LONDON (AP) — British energy firms are rationing supplies of gasoline and shutting some petrol pumps — the newest during a string of shortages that have seen McDonald’s take milkshakes off the menu, KFC run low of chicken and gaps appear on supermarket shelves.
The haulage industry warns that things are anything but normal, and is pressing the govt to loosen immigration rules and recruit more drivers from Europe to avert Christmas shortages of turkeys and toys.
The government is resisting that move, and scrambling to lure more British into truck driving, long viewed as an underpaid and underappreciated job.
“Driving isn’t seen as a 21st-century sexy vocation,” said Laurence Bolton, director of the National Driving Centre, a family-owned school for truck drivers within the London suburb of Croydon.
But that’s beginning to change. Bolton’s school has seen a 20% increase in applicants since the U.K.’s pandemic restrictions eased earlier this year, with bus drivers, laid-off hospitality workers and even former airline pilots seeking to retrain as truckers, a suddenly in-demand and increasingly well-paid occupation.
“It exposes the opportunities,” said 31-year-old Stephen Thrower, who works as a van driver but is training on trucks. “It’s more of employment for all times .”
As a trainee trucker practiced reversing an enormous rig between orange cones at the school’s asphalt lot, Bolton reeled off the ingredients that have made for a trucking crisis. Britain’s departure from the ecu Union prompted some European workers to go home. British government closed a loophole that a lot of drivers wont to keep tax payments down. COVID-19 lockdowns halted driver testing for months, stopping the flow of latest truckers.
Countries including the us and Germany also are facing a driver shortage. But the U.K.’s problem has been worsened by Brexit. Britain’s full departure from the EU last year ended the proper of the bloc’s citizens to measure and add the U.K., making it harder for firms to use the eastern European drivers that a lot of had come to believe .

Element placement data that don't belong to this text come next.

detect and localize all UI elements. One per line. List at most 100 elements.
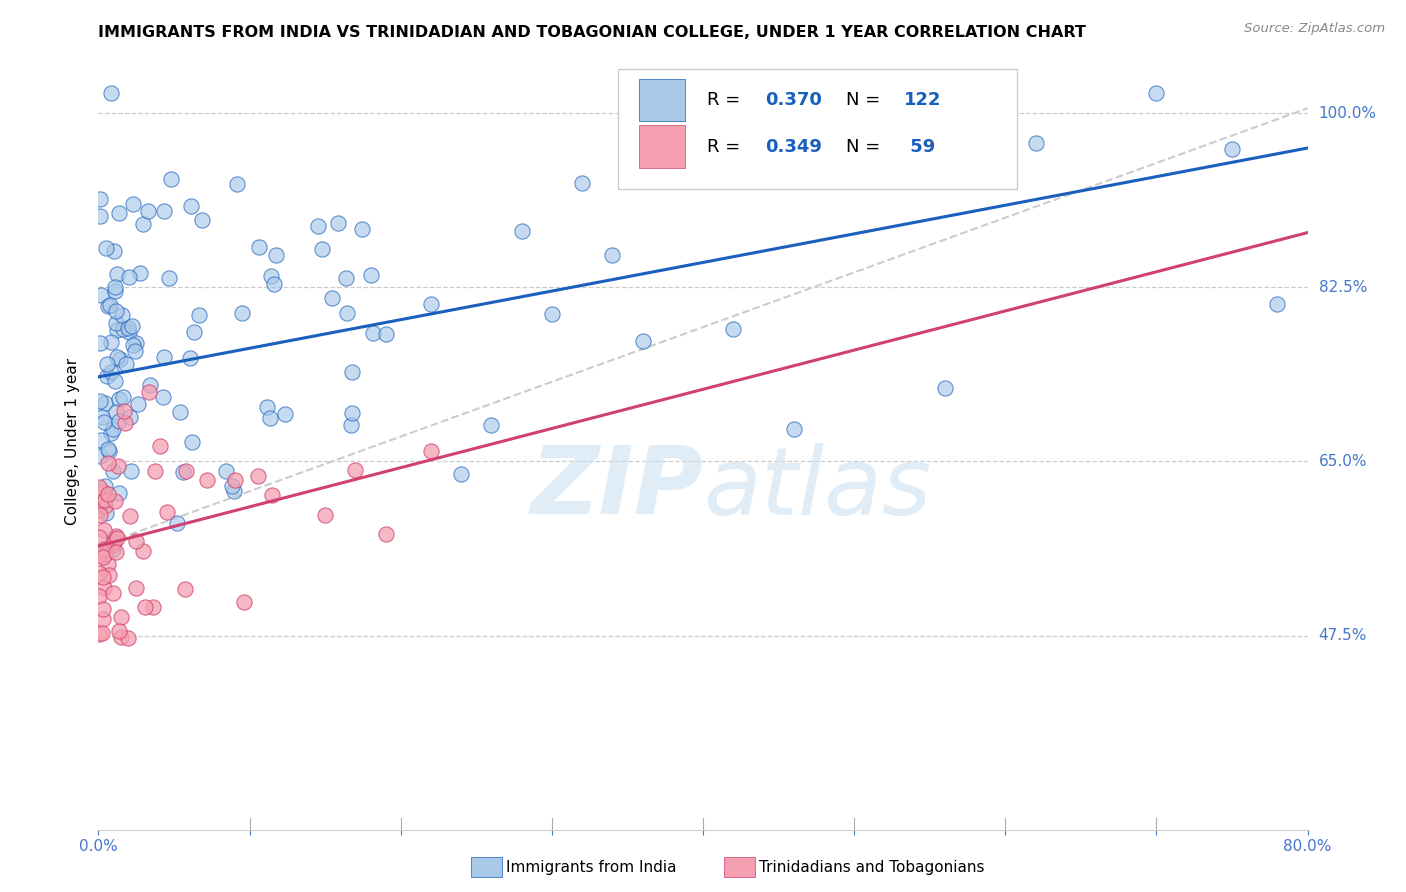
Point [121,319,143,334]
Point [91,602,114,616]
Point [105,532,128,546]
Point [107,392,129,406]
Text: atlas: atlas [703,442,931,533]
Point [110,630,132,644]
Point [307,219,329,233]
Point [104,280,127,294]
Text: 0.349: 0.349 [765,137,821,155]
Point [260,269,283,284]
Point [96,557,118,571]
Point [93,416,115,430]
Text: R =: R = [707,137,745,155]
Point [101,541,124,556]
Point [172,465,194,479]
Point [342,406,364,420]
Point [105,544,128,558]
Point [274,407,297,421]
Point [103,244,125,259]
Point [256,401,278,415]
Point [117,320,139,334]
Point [231,306,253,320]
Point [181,435,204,450]
Point [723,322,745,336]
Point [139,377,162,392]
Point [93,479,115,493]
Point [125,534,148,549]
Point [89,566,111,581]
Point [105,268,128,282]
Point [420,296,443,310]
Point [1144,87,1167,101]
Point [90,433,112,447]
Point [103,535,125,549]
Point [783,422,806,436]
Point [89,502,111,516]
Point [136,204,159,219]
Point [191,213,214,227]
Point [103,494,125,508]
Point [571,177,593,191]
Point [127,397,149,411]
Point [374,527,396,541]
Text: 122: 122 [904,91,941,109]
Point [107,485,129,500]
Point [117,631,139,645]
Point [104,529,127,543]
Point [89,210,111,224]
Text: 47.5%: 47.5% [1319,628,1367,643]
Point [233,594,256,608]
Point [183,325,205,339]
Point [180,199,202,213]
Text: Source: ZipAtlas.com: Source: ZipAtlas.com [1244,22,1385,36]
Point [114,357,136,371]
Point [111,391,134,405]
Point [108,624,131,638]
Point [89,548,111,562]
Point [104,284,127,298]
Point [128,266,150,280]
Point [226,177,249,191]
Point [187,308,209,322]
Point [94,499,117,513]
Text: 82.5%: 82.5% [1319,280,1367,295]
Point [363,326,385,340]
Point [97,456,120,470]
Point [104,304,127,318]
Point [101,422,124,436]
Text: Immigrants from India: Immigrants from India [506,860,676,874]
Point [114,416,136,430]
Text: 65.0%: 65.0% [1319,454,1367,469]
Point [105,405,128,419]
Point [94,493,117,508]
Point [89,480,111,494]
Point [222,483,245,498]
FancyBboxPatch shape [638,78,685,121]
Point [103,586,125,600]
Point [160,171,183,186]
Point [340,417,363,432]
Point [179,351,201,366]
Point [138,384,160,399]
Point [89,394,111,409]
Point [107,459,129,474]
Point [215,464,238,478]
FancyBboxPatch shape [638,125,685,168]
Point [90,287,112,301]
Point [107,414,129,428]
Point [103,531,125,545]
Point [247,240,270,254]
Point [91,485,114,500]
Point [262,488,284,502]
Point [266,248,288,262]
Point [143,464,166,478]
Point [104,316,127,330]
Point [510,224,533,238]
Point [118,325,141,339]
Point [91,570,114,584]
Point [344,463,367,477]
Point [142,599,165,614]
FancyBboxPatch shape [619,69,1018,189]
Point [360,268,382,282]
Point [93,542,115,557]
Point [540,307,562,321]
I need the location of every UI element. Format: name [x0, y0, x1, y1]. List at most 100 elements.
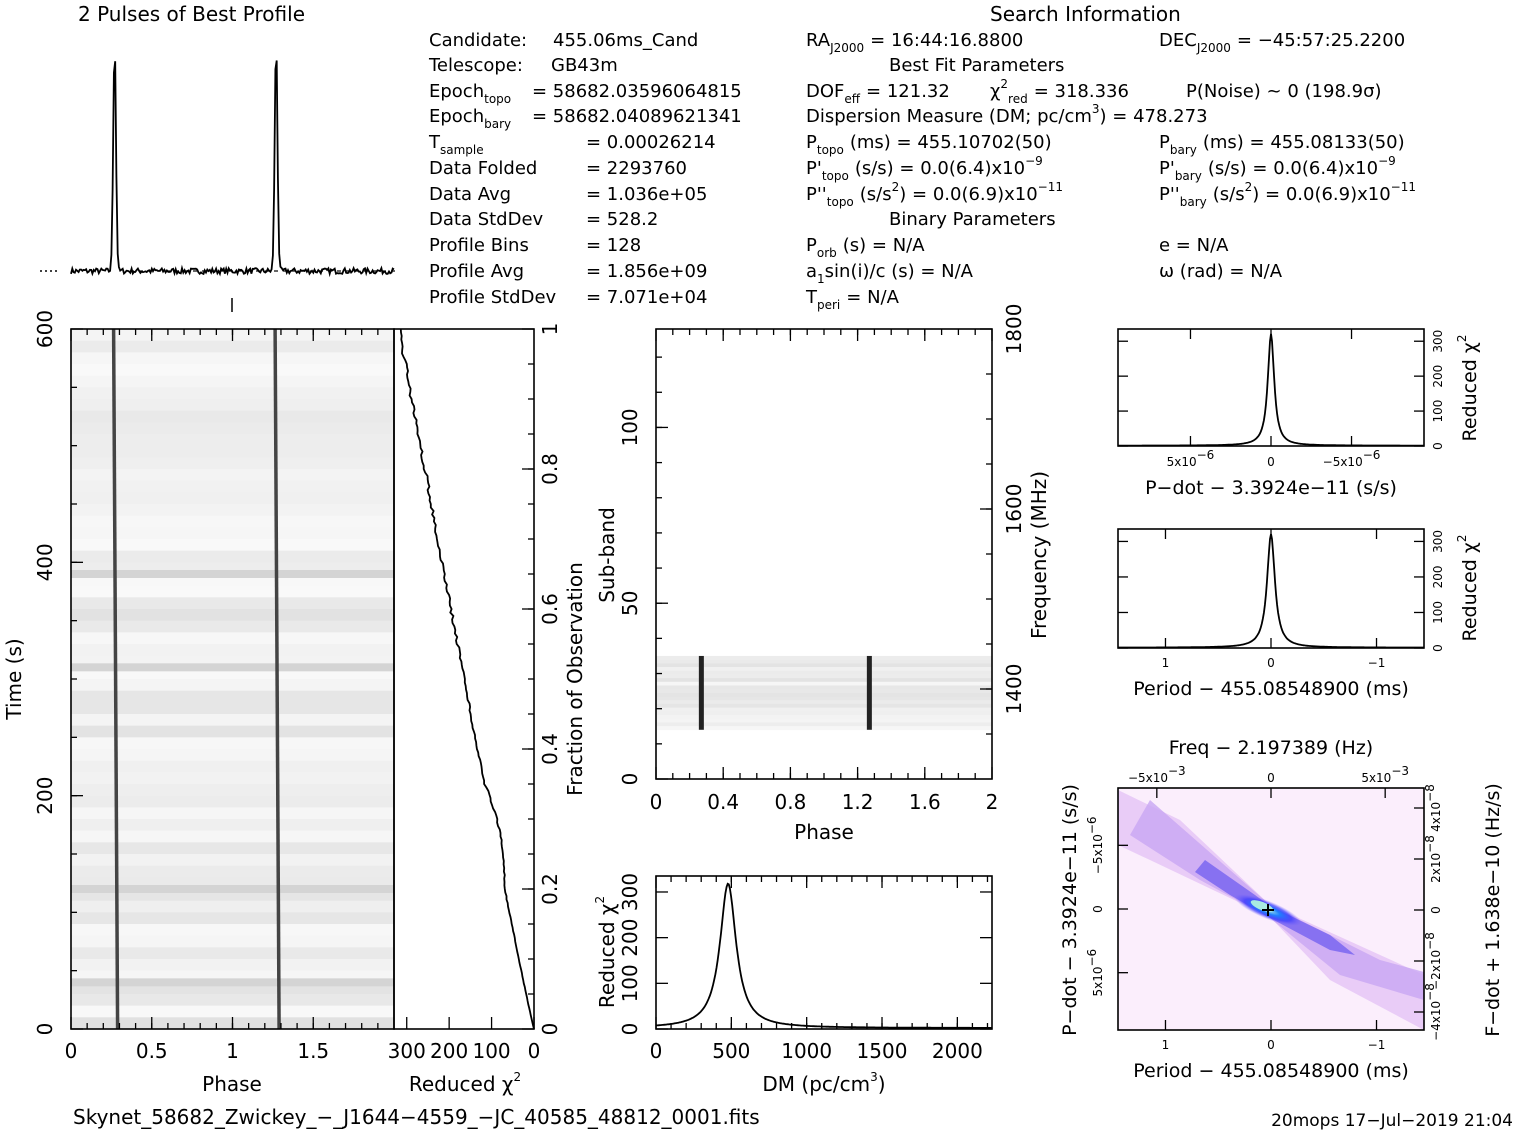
- chi-time-plot: 300 200 100 0 0 0.2 0.4 0.6 0.8 1 Reduced χ2 Frac…: [388, 323, 587, 1096]
- subband-xtick-label: 0: [650, 790, 663, 814]
- chi-label: χ: [990, 81, 1000, 102]
- pdot-chi-ticks: 5x10−6 0 −5x10−6 0 100 200 300: [1118, 329, 1445, 469]
- subband-row: [656, 674, 992, 679]
- pddtopo-sup: 2: [892, 180, 900, 194]
- p-pdot-y2tick-label: −2x10−8: [1423, 932, 1443, 990]
- time-phase-xtick-label: 1.5: [297, 1039, 329, 1063]
- ptopo-sub: topo: [817, 143, 844, 157]
- pdtopo-exp: −9: [1025, 154, 1043, 168]
- data-stddev-value: = 528.2: [586, 209, 658, 230]
- asini-value: sin(i)/c (s) = N/A: [825, 261, 974, 282]
- time-phase-pulse-1: [111, 328, 120, 1030]
- footer-stamp: 20mops 17−Jul−2019 21:04: [1271, 1111, 1513, 1131]
- dec-value: = −45:57:25.2200: [1237, 30, 1405, 51]
- time-phase-row: [71, 364, 394, 377]
- time-phase-row: [71, 807, 394, 820]
- profile-curve: [70, 60, 395, 278]
- pdot-chi-xlabel: P−dot − 3.3924e−11 (s/s): [1145, 477, 1397, 499]
- time-phase-row: [71, 504, 394, 517]
- time-phase-dark-row: [71, 978, 394, 987]
- candidate-label: Candidate:: [429, 30, 527, 51]
- subband-row: [656, 663, 992, 668]
- chi-time-ytick-label: 0.2: [538, 873, 562, 905]
- time-phase-row: [71, 515, 394, 528]
- profile-avg-value: = 1.856e+09: [586, 261, 707, 282]
- pdtopo-sub: topo: [822, 169, 849, 183]
- dm-chi-ticks: 0 500 1000 1500 2000 0 100 200 300: [618, 873, 992, 1063]
- dm-chi-xtick-label: 1500: [857, 1039, 908, 1063]
- profile-bins-label: Profile Bins: [429, 235, 529, 256]
- best-fit-marker-icon: [1262, 904, 1274, 916]
- p-pdot-y2tick-label: 2x10−8: [1423, 835, 1443, 883]
- period-chi-xtick-label: 0: [1267, 656, 1275, 670]
- pdot-chi-xtick-label: −5x10−6: [1323, 448, 1381, 469]
- chi-time-xlabel: Reduced χ2: [409, 1070, 521, 1096]
- telescope-label: Telescope:: [428, 55, 523, 76]
- pdtopo-label: P': [806, 158, 822, 179]
- tperi-sub: peri: [817, 298, 840, 312]
- time-phase-dark-row: [71, 663, 394, 672]
- pdot-chi-ylabel: Reduced χ2: [1455, 335, 1481, 442]
- porb-value: (s) = N/A: [843, 235, 925, 256]
- profile-avg-label: Profile Avg: [429, 261, 524, 282]
- tsample-value: = 0.00026214: [586, 132, 716, 153]
- time-phase-dark-row: [71, 570, 394, 578]
- tperi-label: T: [805, 287, 818, 308]
- subband-ylabel: Sub-band: [595, 507, 619, 603]
- time-phase-row: [71, 457, 394, 470]
- time-phase-strips: [71, 329, 394, 1030]
- subband-ytick-label: 50: [618, 590, 642, 615]
- dof-sub: eff: [844, 92, 860, 106]
- time-phase-row: [71, 900, 394, 913]
- time-phase-row: [71, 375, 394, 388]
- pddbary-value: (s/s: [1213, 184, 1245, 205]
- epoch-bary-label: Epoch: [429, 106, 484, 127]
- time-phase-row: [71, 550, 394, 563]
- p-pdot-toptick-label: −5x10−3: [1128, 764, 1186, 785]
- period-chi-ytick-label: 0: [1431, 644, 1445, 652]
- chi-time-xlabel-text: Reduced χ: [409, 1072, 514, 1096]
- tsample-label: T: [428, 132, 441, 153]
- chi-time-xtick-label: 0: [528, 1039, 541, 1063]
- p-pdot-xtick-label: −1: [1368, 1038, 1386, 1052]
- epoch-topo-sub: topo: [484, 92, 511, 106]
- subband-row: [656, 696, 992, 701]
- time-phase-row: [71, 597, 394, 610]
- data-avg-value: = 1.036e+05: [586, 184, 707, 205]
- dm-chi-ytick-label: 100: [618, 964, 642, 1002]
- pdbary-sub: bary: [1175, 169, 1202, 183]
- subband-ticks: 0 0.4 0.8 1.2 1.6 2 0 50 100 1400 1600 1800: [618, 304, 1026, 814]
- p-pdot-ylabel: P−dot − 3.3924e−11 (s/s): [1059, 784, 1081, 1036]
- dof-value: = 121.32: [866, 81, 950, 102]
- chi-time-xtick-label: 300: [388, 1039, 426, 1063]
- time-phase-xtick-label: 0.5: [136, 1039, 168, 1063]
- pddbary-line: P''bary (s/s2) = 0.0(6.9)x10−11: [1159, 180, 1416, 209]
- time-phase-row: [71, 410, 394, 423]
- dm-chi-xlabel-text: DM (pc/cm: [762, 1072, 870, 1096]
- subband-xtick-label: 0.4: [707, 790, 739, 814]
- time-phase-ylabel: Time (s): [2, 638, 26, 720]
- porb-line: Porb (s) = N/A: [806, 235, 925, 260]
- ptopo-value: (ms) = 455.10702(50): [850, 132, 1052, 153]
- time-phase-row: [71, 445, 394, 458]
- chi-time-xlabel-sup: 2: [513, 1070, 521, 1084]
- epoch-bary-sub: bary: [484, 117, 511, 131]
- time-phase-row: [71, 772, 394, 785]
- subband-xtick-label: 2: [986, 790, 999, 814]
- p-pdot-ytick-label: 0: [1091, 905, 1105, 913]
- dm-chi-xtick-label: 1000: [781, 1039, 832, 1063]
- subband-row: [656, 678, 992, 683]
- ptopo-label: P: [806, 132, 817, 153]
- time-phase-row: [71, 912, 394, 925]
- subband-xlabel: Phase: [794, 820, 854, 844]
- chi-time-ytick-label: 0.8: [538, 453, 562, 485]
- chi-time-ytick-label: 1: [538, 323, 562, 336]
- time-phase-row: [71, 760, 394, 773]
- dm-text: Dispersion Measure (DM; pc/cm: [806, 106, 1092, 127]
- pdtopo-value: (s/s) = 0.0(6.4)x10: [855, 158, 1025, 179]
- epoch-topo-label: Epoch: [429, 81, 484, 102]
- time-phase-row: [71, 994, 394, 1007]
- pdot-chi-ytick-label: 200: [1431, 365, 1445, 388]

The pandemic also disrupted labor markets round the world, throwing many people a minimum of temporarily out of labor . An estimated 1.4 million Europeans left Britain for his or her home countries during the pandemic, often to be closer to family. It’s uncertain what percentage will return.
Britain’s industry is lobbying for truck drivers to be added to the “shortage occupation list,” which might make it easier to recruit drivers from Europe. There are similar calls from Britain’s farming and food processing industries, which are in need of fruit-pickers and meat-packers.
The Conservative government has refused, saying British workers should be trained to fill the roles .
“We’ve continually allowed our domestic market to underperform by essentially having wages undercut by people coming in prepared to try to to the work for fewer , and in pretty bad conditions sometimes,” Shapps told lawmakers Wednesday. “And that’s the broader picture that we’re determined to resolve.”
In an effort to ease the shortage, the govt has extended the amount of hours drivers can work hebdomadally , increased trucker testing and “streamlined” the training process. One change means drivers not need to qualify on a rigid truck before moving up to large tractor trailers.
Bolton generally welcomes the govt moves, but has concerns about the security of letting drivers move straight from cars to 18-wheelers.
“I don’t care if you’re the simplest car driver within the world — it’s 16½ meters (54 feet) long,” he said.
Shapps said things is improving “week by week” as more new drivers pass their tests. But businesses warn the answer won’t be quick or easy.
Ian Wright, chief executive of industry group the Food and Drink Federation, said the driving force drought is a component of an enormous shakeup of labor markets and provide chains round the world.
“It’s getting to worsen ,” Wright said at a recent seminar organized by the Institute for state think-tank. “We should get wont to the very fact that occasionally empty shelves … goes to be the new normal.”